Indeed, academics have picked up on this divide in the Democratic Party for the last decade. But, Trump has been the first GOP candidate to exploit it so brutally and he is doing so to deadly impact again. A subtext of the RNC was Trump’s appeal to black men and blue-collar minorities. Pollsters have picked up on the fact the President is running ahead among minorities this election vs. 2016 (but is running further behind among college educated white voters) and the campaign has noted.
Trump’s campaign after the RNC seems to be running on all cylinders. How else can one describe the Trump campaign’s move to enact a moratorium on evictions via a law passed in 1944 meant to give the government extraordinary powers during a pandemic? But, there is a twist. It does not forgive late payments but simply delays it as the tenant is eventually responsible for paying the landlord what they owe. This means the GOP’s economic elite remain unalarmed but see the political benefit of the move.

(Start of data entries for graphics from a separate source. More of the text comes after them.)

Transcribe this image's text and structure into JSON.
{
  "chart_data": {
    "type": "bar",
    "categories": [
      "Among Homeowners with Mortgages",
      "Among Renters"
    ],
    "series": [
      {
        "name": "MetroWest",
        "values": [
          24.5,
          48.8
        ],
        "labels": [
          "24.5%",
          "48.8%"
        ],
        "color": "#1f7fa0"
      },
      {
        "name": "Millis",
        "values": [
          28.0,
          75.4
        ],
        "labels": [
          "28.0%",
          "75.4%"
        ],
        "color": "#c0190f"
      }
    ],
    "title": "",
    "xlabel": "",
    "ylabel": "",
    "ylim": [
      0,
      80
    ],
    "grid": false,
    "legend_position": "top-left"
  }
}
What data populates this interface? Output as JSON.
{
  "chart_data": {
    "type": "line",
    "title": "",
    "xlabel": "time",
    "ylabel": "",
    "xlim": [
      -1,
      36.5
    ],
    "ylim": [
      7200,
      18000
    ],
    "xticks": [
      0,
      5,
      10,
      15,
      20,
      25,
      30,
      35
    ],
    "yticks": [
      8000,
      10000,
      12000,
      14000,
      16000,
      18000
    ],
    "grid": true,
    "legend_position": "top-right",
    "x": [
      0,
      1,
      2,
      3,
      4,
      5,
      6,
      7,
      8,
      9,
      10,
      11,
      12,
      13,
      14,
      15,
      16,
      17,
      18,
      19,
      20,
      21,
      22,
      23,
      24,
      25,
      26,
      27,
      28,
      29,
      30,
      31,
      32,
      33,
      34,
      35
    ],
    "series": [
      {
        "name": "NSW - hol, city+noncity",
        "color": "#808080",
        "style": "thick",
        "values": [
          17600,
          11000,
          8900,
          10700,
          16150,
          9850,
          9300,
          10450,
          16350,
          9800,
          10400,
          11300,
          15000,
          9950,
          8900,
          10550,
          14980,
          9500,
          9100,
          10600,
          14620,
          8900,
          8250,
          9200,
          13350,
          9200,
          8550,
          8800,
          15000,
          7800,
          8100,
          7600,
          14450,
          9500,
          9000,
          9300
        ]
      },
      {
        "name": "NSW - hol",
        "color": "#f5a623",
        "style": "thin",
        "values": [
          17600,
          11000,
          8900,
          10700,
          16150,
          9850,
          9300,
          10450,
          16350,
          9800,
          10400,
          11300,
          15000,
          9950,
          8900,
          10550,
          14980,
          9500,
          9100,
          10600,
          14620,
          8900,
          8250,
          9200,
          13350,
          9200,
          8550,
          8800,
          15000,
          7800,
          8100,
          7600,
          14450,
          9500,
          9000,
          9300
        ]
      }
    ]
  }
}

For Biden, cruising to the White House is looking less and less likely as Clinton learned. Biden is actually running behind Clinton’s numbers in battleground states even as he has a larger national lead (an indication his gains among college educated whites are more consolidated in already blue states).
More polling and time is necessary to see just how much the race has shifted. But, finally, lacking COVID to hide behind, Biden’s campaign is stalling, and the Trump campaign seems to be hitting its stride.
The caveat to this is Trump. In the final three weeks of 2016, he ran an extremely disciplined campaign where he kept a laser like focus on the failures of Democratic elite economic policies. What is less clear is if he can do it again. But, if he does, he might just surprise the political world once again.